When 19-year-old Theresa Allore went missing from school in Quebec's Eastern Townships in November, 1978, Champlain College was in disarray.
The campus was bursting at the seams due to record enrolment. Students were housed at dormitories in the countryside where there was limited supervision and infrequent transport to and from classes. Many students, including Theresa, resorted to hitchhiking.
Theresa's disappearance went unnoticed for a week, and in the end it was her friends who alerted police. School officials of the day did little to support her parents in their search.
Instead, the campus director of the day suggested to Theresa's father her vanishing had something to do with "lesbian tendencies" and that she'd need psychiatric help when she eventually turned up.
During the long winter between Theresa's disappearance and the discovery of her body face-down in a creek on a farm the following spring, Champlain continued to bill her parents for her room and tuition, plus interest.

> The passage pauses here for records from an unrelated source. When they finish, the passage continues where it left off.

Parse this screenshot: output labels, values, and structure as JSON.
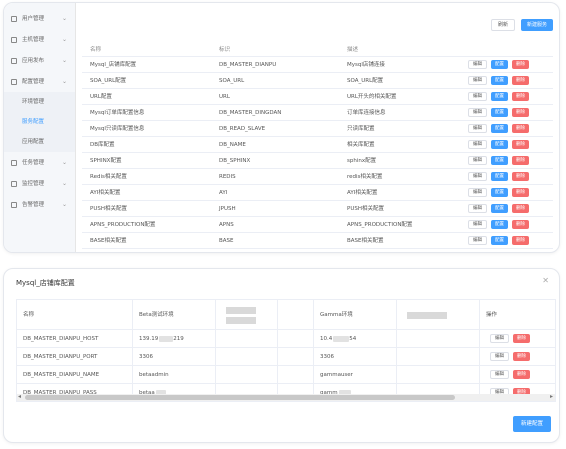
{
  "sidebar": {
    "items": [
      {
        "label": "用户管理",
        "icon": "grid-icon"
      },
      {
        "label": "主机管理",
        "icon": "host-icon"
      },
      {
        "label": "应用发布",
        "icon": "code-icon"
      },
      {
        "label": "配置管理",
        "icon": "config-icon"
      }
    ],
    "sub_items": [
      {
        "label": "环境管理",
        "active": false
      },
      {
        "label": "服务配置",
        "active": true
      },
      {
        "label": "应用配置",
        "active": false
      }
    ],
    "bottom_items": [
      {
        "label": "任务管理",
        "icon": "calendar-icon"
      },
      {
        "label": "监控管理",
        "icon": "monitor-icon"
      },
      {
        "label": "告警管理",
        "icon": "bell-icon"
      }
    ]
  },
  "toolbar": {
    "refresh_label": "刷新",
    "new_label": "新建服务"
  },
  "service_table": {
    "headers": [
      "名称",
      "标识",
      "描述"
    ],
    "rows": [
      [
        "Mysql_店铺库配置",
        "DB_MASTER_DIANPU",
        "Mysql店铺连接"
      ],
      [
        "SOA_URL配置",
        "SOA_URL",
        "SOA_URL配置"
      ],
      [
        "URL配置",
        "URL",
        "URL开头的相关配置"
      ],
      [
        "Mysql订单库配置信息",
        "DB_MASTER_DINGDAN",
        "订单库连接信息"
      ],
      [
        "Mysql只读库配置信息",
        "DB_READ_SLAVE",
        "只读库配置"
      ],
      [
        "DB库配置",
        "DB_NAME",
        "相关库配置"
      ],
      [
        "SPHINX配置",
        "DB_SPHINX",
        "sphinx配置"
      ],
      [
        "Redis相关配置",
        "REDIS",
        "redis相关配置"
      ],
      [
        "AYI相关配置",
        "AYI",
        "AYI相关配置"
      ],
      [
        "PUSH相关配置",
        "JPUSH",
        "PUSH相关配置"
      ],
      [
        "APNS_PRODUCTION配置",
        "APNS",
        "APNS_PRODUCTION配置"
      ],
      [
        "BASE相关配置",
        "BASE",
        "BASE相关配置"
      ]
    ],
    "edit_label": "编辑",
    "config_label": "配置",
    "delete_label": "删除"
  },
  "dialog": {
    "title": "Mysql_店铺库配置",
    "headers": {
      "key": "名称",
      "beta": "Beta测试环境",
      "gamma": "Gamma环境",
      "ops": "操作"
    },
    "rows": [
      {
        "key": "DB_MASTER_DIANPU_HOST",
        "beta": "139.19",
        "beta_tail": "219",
        "gamma": "10.4",
        "gamma_tail": "54"
      },
      {
        "key": "DB_MASTER_DIANPU_PORT",
        "beta": "3306",
        "beta_tail": "",
        "gamma": "3306",
        "gamma_tail": ""
      },
      {
        "key": "DB_MASTER_DIANPU_NAME",
        "beta": "betaadmin",
        "beta_tail": "",
        "gamma": "gammauser",
        "gamma_tail": ""
      },
      {
        "key": "DB_MASTER_DIANPU_PASS",
        "beta": "betaa",
        "beta_tail": "",
        "gamma": "gamm",
        "gamma_tail": ""
      }
    ],
    "edit_label": "编辑",
    "delete_label": "删除",
    "new_config_label": "新建配置"
  }
}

Theresa's younger brother, John, has been a harsh critic of the cold indifference shown to his sister's fate since going on a quest for closure six years ago. That quest quickly morphed into amateur sleuthing of a likely murder by a possible serial predator who went undetected due to small-town police incompetence -- and remains unsolved.
But Mr. Allore's pressure on Quebec's big bureaucracy -- from the college to the provincial police force and the justice department -- may have finally turned a corner.
Tomorrow he will attend a ceremony at Champlain Regional College in Lennoxville, Que., as it is now formally called, to announce a $1,000-a-year memorial scholarship in Theresa's name and launch a $20,000 fundraising drive for the endowment.
Mr. Allore vows not talk to about the mystery surrounding Theresa's death, nor his ongoing efforts to resolve it.
"In that room it's going to be about Theresa and celebrating her memory," he said.
Mr. Allore has other reasons for returning to Quebec this week. He will be talking up the chapter he contributed for a new book, which came about when he was called upon to tell his story to Kim Rossmo, a former Vancouver police officer who invented the widely used crime-solving technique called geographic profiling.
Mr. Rossmo, now a professor at Texas State University, was the first to sound the alarm about a serial killer stalking sex workers on Vancouver's Downtown Eastside when he was pioneering his methods in B. C. But he was dismissed and left town before he was eventually proven right with the conviction of Robert Pickton.
Mr. Rossmo used statistics to substantiate Mr. Allore's theory that a serial killer was stalking Quebec's Eastern Townships in the late 1970s and helped him draw a possible link between Theresa's death and two others: Louise Camirand and Manon Dube.
Mr. Rossmo book, Criminal Investigative Failures, is due out in November and will serve as a manual for how law enforcement can avoid the blind spots and biases that often undermine police work.
Mr. Allore said it meant a lot to him to be able to provide the human touch to a very technical text.
"He told me this is like the anchor of the book," he said. "I'm really honoured and really proud of that.? This is an academic book. It's not a titillating kind of thing. It's going to be used for research and teaching."
Mr. Allore said he is under no illusion Theresa's slaying will be solved imminently, but he hasn't raised his hopes, either.
"I'm at peace with the crime never being solved. I was at peace with that five years ago -- the point was to make sure that kind of thing never happened again."